An old adage in the computer industry says that the more work you do upfront on a project before you start, the better the results will be at the end. This means doing the architecture and design work upfront helps you ensure a good outcome at the end of the project. This is again what Sage-Tech AI is designed for.

AI automation can also enable modernization and other projects that were not considered possible using manual effort alone.

An analysis comparing the level of effort and results in understanding the 1.3M LoC open source COBOL application ACAS using Sage-Tech AI with Claude Sonnet versus using Claude Sonnet by itself and versus manual analysis showed that:

  • Sage-Tech AI took two minutes to generate comprehensive architecture documents, including a seven-layer architectural classification, identifying thirty-six business function, 182 copybook dependencies

  • Claude Sonnet took eight to twelve hours to produce limited results, missing architectural patterns, discovering structure file by file with no cross-file dependency analysis, and exhausted its context window

In addition, Sage-Tech AI produced a migration scope definition, generated code translation examples (including source code, data migration, and GUIs), and created a target architecture design.

The Intellyx Take

Working with complex enterprise applications has always required a specific set of skills. On the one hand, you need to understand the particular characteristics of the business, especially those that make it unique and competitive, and turn those into application requirements. .

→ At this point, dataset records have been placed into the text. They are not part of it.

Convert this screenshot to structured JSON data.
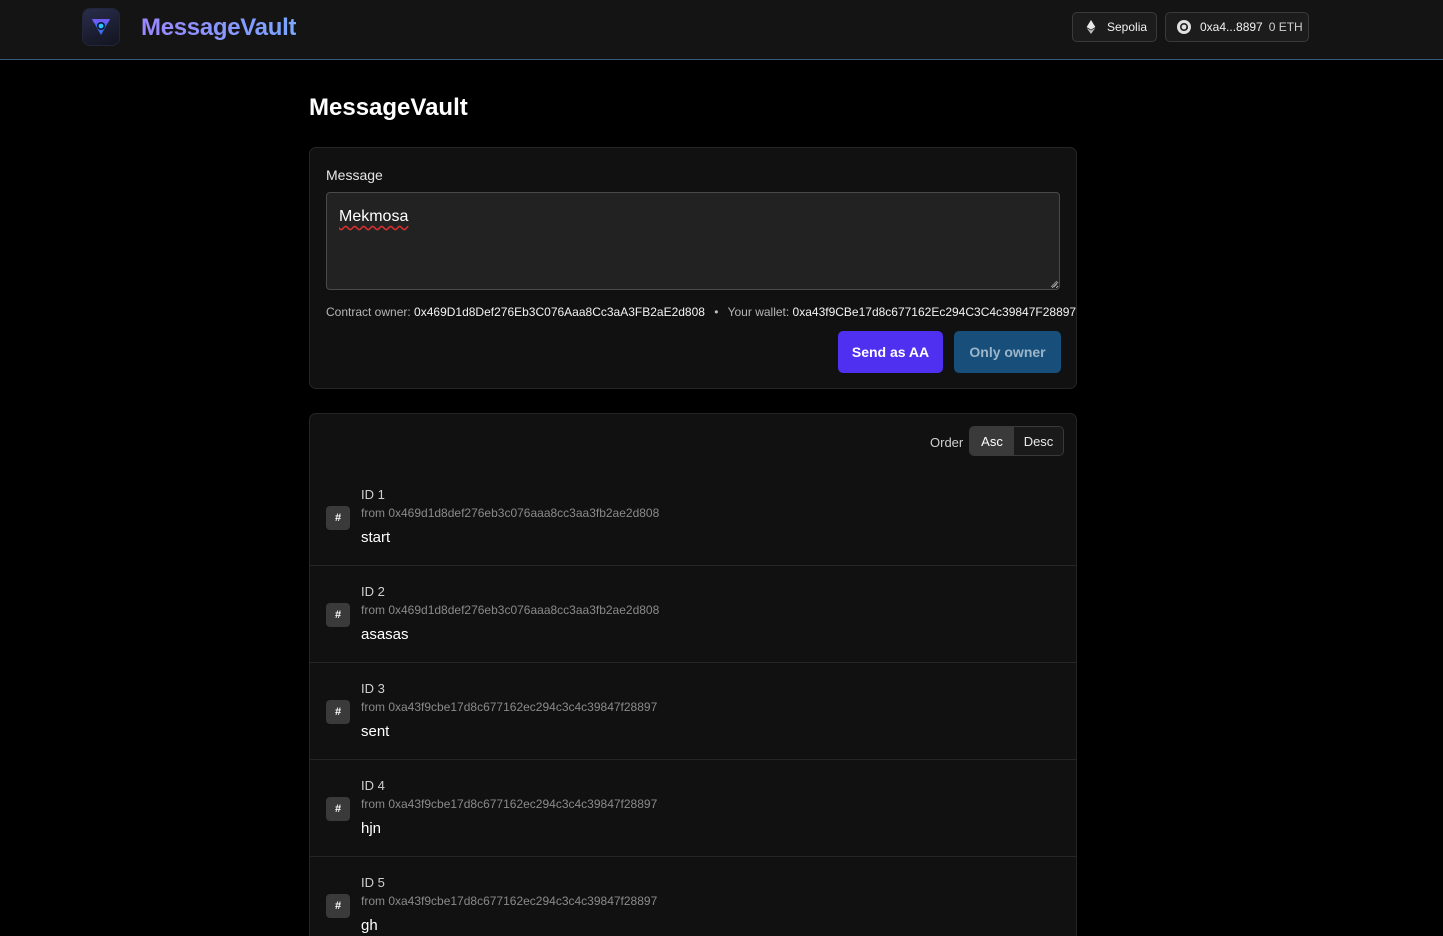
{
  "header": {
    "brand": "MessageVault",
    "network": "Sepolia",
    "wallet_short": "0xa4...8897",
    "balance": "0 ETH"
  },
  "page": {
    "title": "MessageVault"
  },
  "compose": {
    "label": "Message",
    "value": "Mekmosa",
    "owner_label": "Contract owner:",
    "owner_address": "0x469D1d8Def276Eb3C076Aaa8Cc3aA3FB2aE2d808",
    "wallet_label": "Your wallet:",
    "wallet_address": "0xa43f9CBe17d8c677162Ec294C3C4c39847F28897",
    "send_label": "Send as AA",
    "owner_button_label": "Only owner"
  },
  "list": {
    "order_label": "Order",
    "asc_label": "Asc",
    "desc_label": "Desc",
    "selected_order": "Asc",
    "hash_glyph": "#",
    "messages": [
      {
        "id": "ID 1",
        "from": "from 0x469d1d8def276eb3c076aaa8cc3aa3fb2ae2d808",
        "text": "start"
      },
      {
        "id": "ID 2",
        "from": "from 0x469d1d8def276eb3c076aaa8cc3aa3fb2ae2d808",
        "text": "asasas"
      },
      {
        "id": "ID 3",
        "from": "from 0xa43f9cbe17d8c677162ec294c3c4c39847f28897",
        "text": "sent"
      },
      {
        "id": "ID 4",
        "from": "from 0xa43f9cbe17d8c677162ec294c3c4c39847f28897",
        "text": "hjn"
      },
      {
        "id": "ID 5",
        "from": "from 0xa43f9cbe17d8c677162ec294c3c4c39847f28897",
        "text": "gh"
      }
    ]
  },
  "colors": {
    "accent": "#4f2ff0",
    "owner_button": "#174f7a",
    "brand_gradient_start": "#9a86ff",
    "brand_gradient_end": "#7aa6ff"
  }
}
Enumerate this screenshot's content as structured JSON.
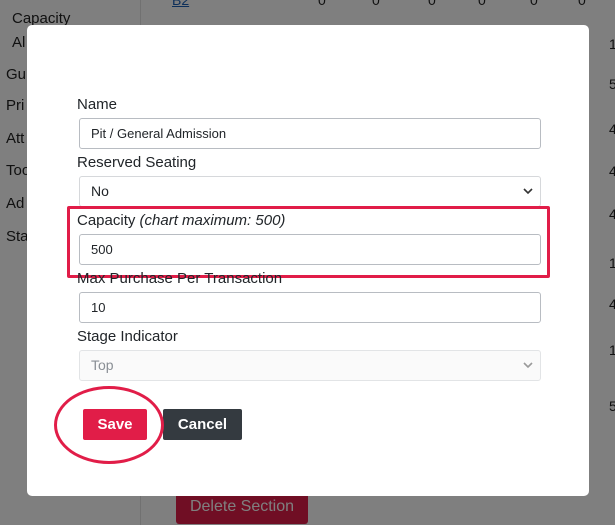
{
  "background": {
    "nav": {
      "capacity": "Capacity",
      "al": "Al",
      "gu": "Gu",
      "pri": "Pri",
      "att": "Att",
      "too": "Too",
      "ad": "Ad",
      "sta": "Sta"
    },
    "row_link": "B2",
    "zeros": [
      "0",
      "0",
      "0",
      "0",
      "0",
      "0"
    ],
    "right_numbers": [
      "1",
      "5",
      "4",
      "4",
      "4",
      "1",
      "4",
      "1",
      "5"
    ],
    "delete_button": "Delete Section"
  },
  "modal": {
    "name": {
      "label": "Name",
      "value": "Pit / General Admission"
    },
    "reserved_seating": {
      "label": "Reserved Seating",
      "value": "No"
    },
    "capacity": {
      "label": "Capacity",
      "hint": "(chart maximum: 500)",
      "value": "500"
    },
    "max_purchase": {
      "label": "Max Purchase Per Transaction",
      "value": "10"
    },
    "stage_indicator": {
      "label": "Stage Indicator",
      "value": "Top"
    },
    "buttons": {
      "save": "Save",
      "cancel": "Cancel"
    }
  },
  "colors": {
    "accent": "#e11d48",
    "cancel": "#343a40",
    "overlay": "rgba(0,0,0,0.5)"
  },
  "icons": {
    "select_chevron": "chevron-down-icon"
  }
}
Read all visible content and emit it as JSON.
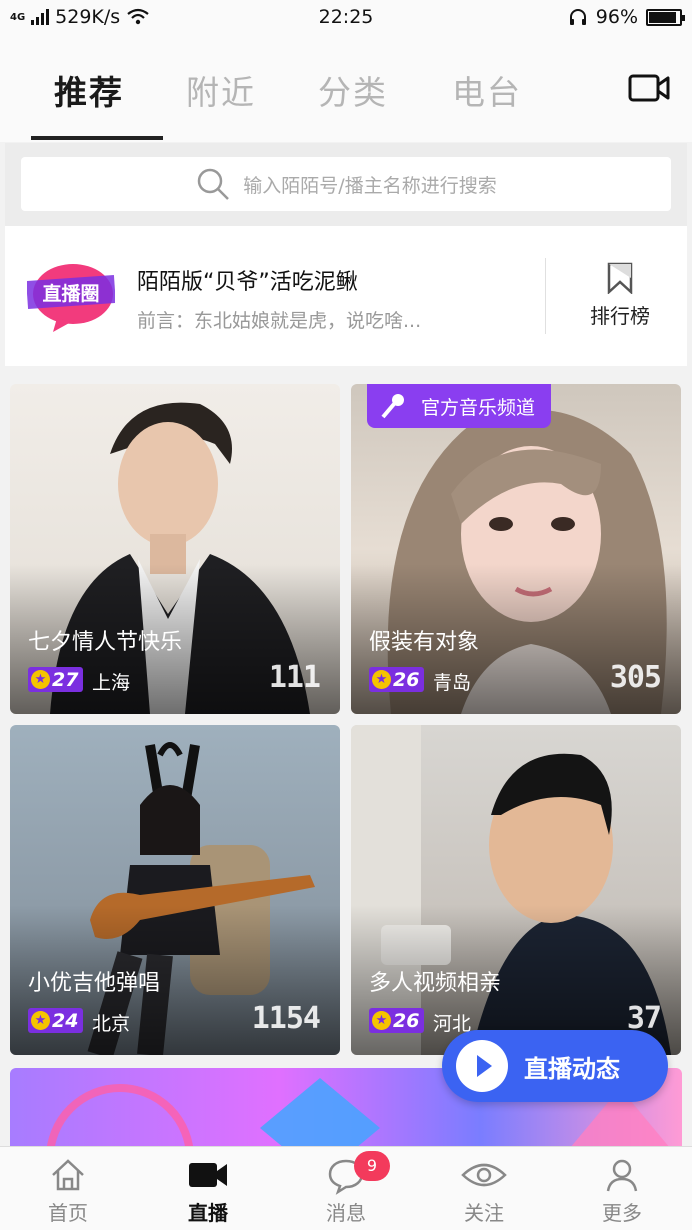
{
  "status_bar": {
    "network": "4G",
    "speed": "529K/s",
    "time": "22:25",
    "battery": "96%",
    "battery_level": 0.96
  },
  "header": {
    "tabs": [
      {
        "label": "推荐",
        "active": true
      },
      {
        "label": "附近",
        "active": false
      },
      {
        "label": "分类",
        "active": false
      },
      {
        "label": "电台",
        "active": false
      }
    ],
    "camera_icon": "video-camera-icon"
  },
  "search": {
    "placeholder": "输入陌陌号/播主名称进行搜索",
    "icon": "search-icon"
  },
  "promo": {
    "logo_text": "直播圈",
    "title": "陌陌版“贝爷”活吃泥鳅",
    "subtitle": "前言：东北姑娘就是虎，说吃啥...",
    "rank_label": "排行榜",
    "rank_icon": "bookmark-icon"
  },
  "cards": [
    {
      "title": "七夕情人节快乐",
      "level": "27",
      "city": "上海",
      "count": "111",
      "tag": ""
    },
    {
      "title": "假装有对象",
      "level": "26",
      "city": "青岛",
      "count": "305",
      "tag": "官方音乐频道"
    },
    {
      "title": "小优吉他弹唱",
      "level": "24",
      "city": "北京",
      "count": "1154",
      "tag": ""
    },
    {
      "title": "多人视频相亲",
      "level": "26",
      "city": "河北",
      "count": "37",
      "tag": ""
    }
  ],
  "live_feed_button": {
    "label": "直播动态",
    "icon": "play-icon"
  },
  "bottom_nav": [
    {
      "label": "首页",
      "icon": "home-icon",
      "active": false,
      "badge": ""
    },
    {
      "label": "直播",
      "icon": "video-camera-icon",
      "active": true,
      "badge": ""
    },
    {
      "label": "消息",
      "icon": "chat-bubble-icon",
      "active": false,
      "badge": "9"
    },
    {
      "label": "关注",
      "icon": "eye-icon",
      "active": false,
      "badge": ""
    },
    {
      "label": "更多",
      "icon": "person-icon",
      "active": false,
      "badge": ""
    }
  ],
  "colors": {
    "accent_purple": "#8a3ef0",
    "live_button_blue": "#3b63f2",
    "badge_red": "#f33a5c",
    "level_badge": "#7b2fe0"
  }
}
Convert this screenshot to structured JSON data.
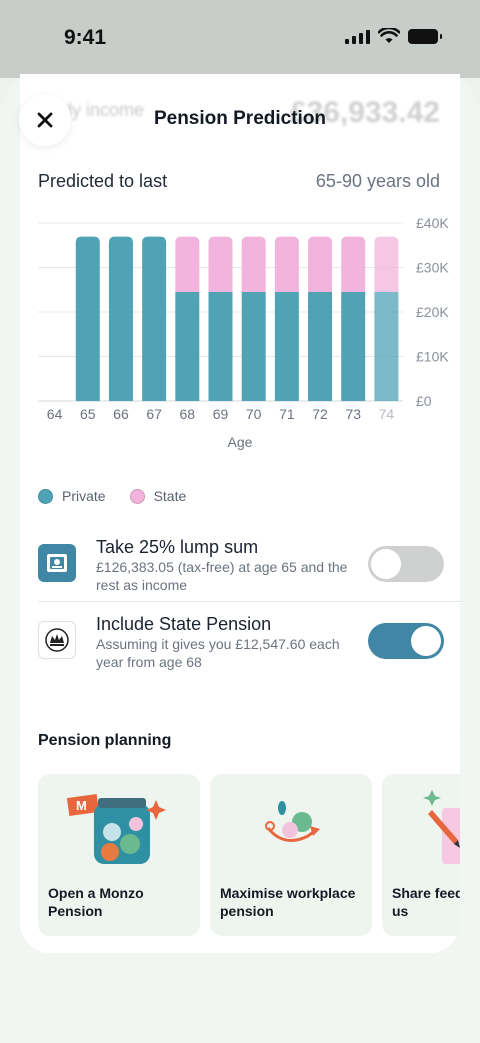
{
  "status": {
    "time": "9:41"
  },
  "background": {
    "label": "rly income",
    "amount": "£36,933.42"
  },
  "header": {
    "title": "Pension Prediction",
    "close_icon": "close-icon"
  },
  "prediction": {
    "label": "Predicted to last",
    "range": "65-90 years old"
  },
  "colors": {
    "private": "#4fa3b5",
    "state": "#f2b4dc",
    "toggle_on": "#3f87a5",
    "toggle_off": "#cfd1d0"
  },
  "chart_data": {
    "type": "bar",
    "stacked": true,
    "categories": [
      "64",
      "65",
      "66",
      "67",
      "68",
      "69",
      "70",
      "71",
      "72",
      "73",
      "74"
    ],
    "series": [
      {
        "name": "Private",
        "values": [
          0,
          36933,
          36933,
          36933,
          24500,
          24500,
          24500,
          24500,
          24500,
          24500,
          24500
        ]
      },
      {
        "name": "State",
        "values": [
          0,
          0,
          0,
          0,
          12433,
          12433,
          12433,
          12433,
          12433,
          12433,
          12433
        ]
      }
    ],
    "xlabel": "Age",
    "ylabel": "",
    "ylim": [
      0,
      40000
    ],
    "yticks": [
      "£0",
      "£10K",
      "£20K",
      "£30K",
      "£40K"
    ],
    "grid": true,
    "legend": "bottom-left"
  },
  "legend": {
    "private": "Private",
    "state": "State"
  },
  "options": [
    {
      "title": "Take 25% lump sum",
      "subtitle": "£126,383.05 (tax-free) at age 65 and the rest as income",
      "enabled": false,
      "icon": "money-icon"
    },
    {
      "title": "Include State Pension",
      "subtitle": "Assuming it gives you £12,547.60 each year from age 68",
      "enabled": true,
      "icon": "crown-icon"
    }
  ],
  "planning": {
    "title": "Pension planning",
    "cards": [
      {
        "label": "Open a Monzo Pension",
        "icon": "jar-icon"
      },
      {
        "label": "Maximise workplace pension",
        "icon": "coins-icon"
      },
      {
        "label": "Share feedback with us",
        "icon": "pencil-icon"
      }
    ]
  }
}
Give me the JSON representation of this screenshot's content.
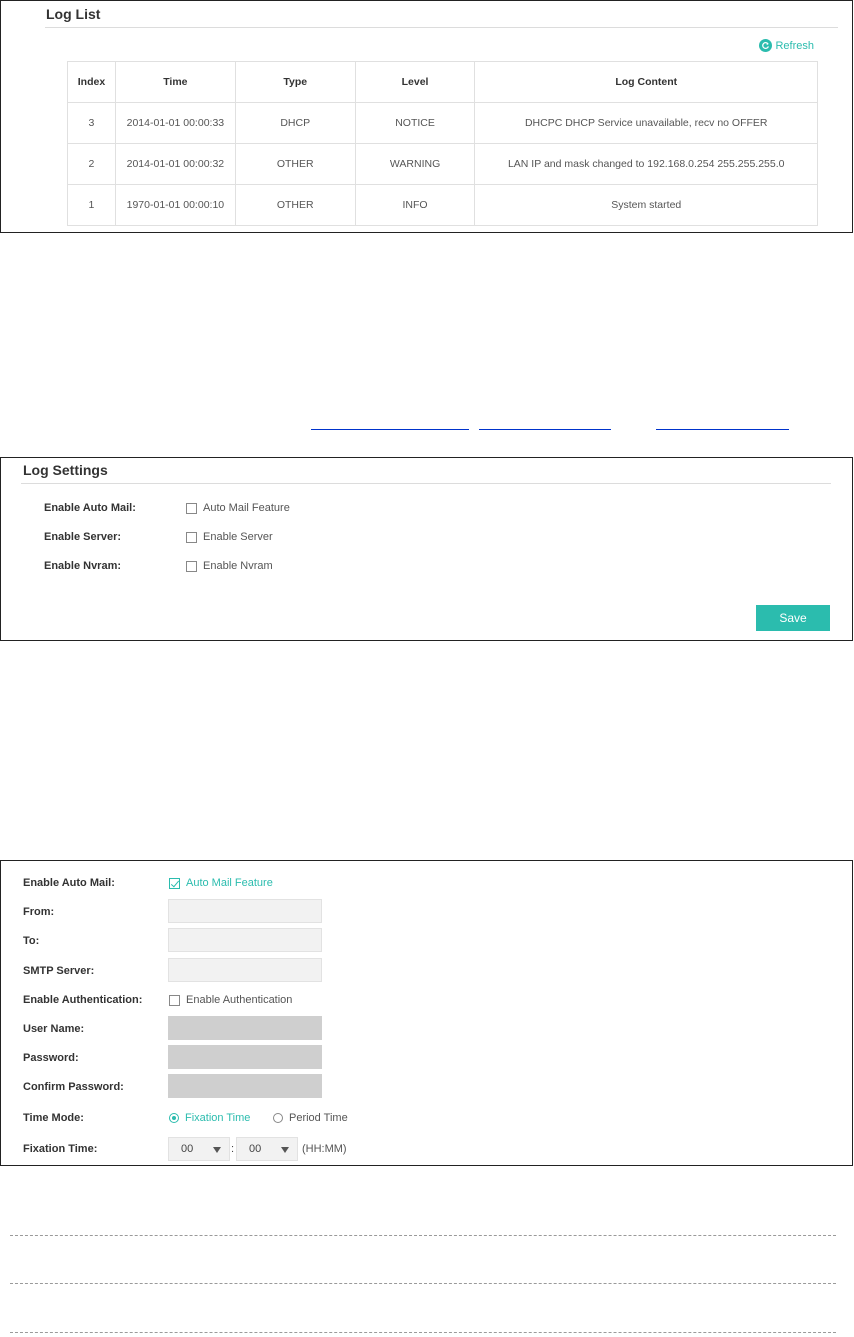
{
  "log_list": {
    "title": "Log List",
    "refresh_label": "Refresh",
    "columns": [
      "Index",
      "Time",
      "Type",
      "Level",
      "Log Content"
    ],
    "rows": [
      [
        "3",
        "2014-01-01 00:00:33",
        "DHCP",
        "NOTICE",
        "DHCPC DHCP Service unavailable, recv no OFFER"
      ],
      [
        "2",
        "2014-01-01 00:00:32",
        "OTHER",
        "WARNING",
        "LAN IP and mask changed to 192.168.0.254 255.255.255.0"
      ],
      [
        "1",
        "1970-01-01 00:00:10",
        "OTHER",
        "INFO",
        "System started"
      ]
    ]
  },
  "log_settings": {
    "title": "Log Settings",
    "auto_mail_label": "Enable Auto Mail:",
    "auto_mail_option": "Auto Mail Feature",
    "server_label": "Enable Server:",
    "server_option": "Enable Server",
    "nvram_label": "Enable Nvram:",
    "nvram_option": "Enable Nvram",
    "save_label": "Save"
  },
  "mail_settings": {
    "auto_mail_label": "Enable Auto Mail:",
    "auto_mail_option": "Auto Mail Feature",
    "auto_mail_checked": true,
    "from_label": "From:",
    "to_label": "To:",
    "smtp_label": "SMTP Server:",
    "auth_label": "Enable Authentication:",
    "auth_option": "Enable Authentication",
    "username_label": "User Name:",
    "password_label": "Password:",
    "confirm_label": "Confirm Password:",
    "time_mode_label": "Time Mode:",
    "time_mode_options": [
      "Fixation Time",
      "Period Time"
    ],
    "time_mode_selected": "Fixation Time",
    "fixation_label": "Fixation Time:",
    "hour_value": "00",
    "minute_value": "00",
    "separator": ":",
    "format_hint": "(HH:MM)"
  },
  "colors": {
    "accent": "#2bbcae",
    "link": "#0033cc"
  }
}
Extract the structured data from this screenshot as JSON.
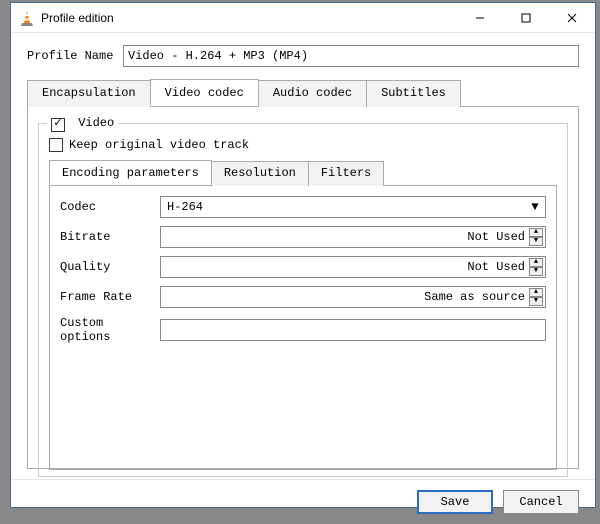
{
  "window": {
    "title": "Profile edition"
  },
  "profile": {
    "name_label": "Profile Name",
    "name_value": "Video - H.264 + MP3 (MP4)"
  },
  "tabs": {
    "items": [
      "Encapsulation",
      "Video codec",
      "Audio codec",
      "Subtitles"
    ],
    "active": 1
  },
  "video": {
    "checkbox_label": "Video",
    "checked": true,
    "keep_label": "Keep original video track",
    "keep_checked": false
  },
  "inner_tabs": {
    "items": [
      "Encoding parameters",
      "Resolution",
      "Filters"
    ],
    "active": 0
  },
  "encoding": {
    "codec_label": "Codec",
    "codec_value": "H-264",
    "bitrate_label": "Bitrate",
    "bitrate_value": "Not Used",
    "quality_label": "Quality",
    "quality_value": "Not Used",
    "framerate_label": "Frame Rate",
    "framerate_value": "Same as source",
    "custom_label": "Custom options",
    "custom_value": ""
  },
  "footer": {
    "save": "Save",
    "cancel": "Cancel"
  }
}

Then on the other hand you have to figure out how to implement those requirements using the right combination of technologies – the right type of data storage and retrieval, the right type of UX, the network communication requirements, the security, reliability, performance characteristics, and so on.

And an exercise like this is hard enough to get right the first time. Historically close to half of the large bespoke enterprise application development projects fail. Just as so many of the modernization and migration projects fail.

It’s not an easy thing to do. And it isn’t easy for generative AI to do it, either.

What’s needed (as is often the case) is the right information, in the right place, at the right time. In generative AI terms, proper context engineering. And this is what Sage-Tech AI provides.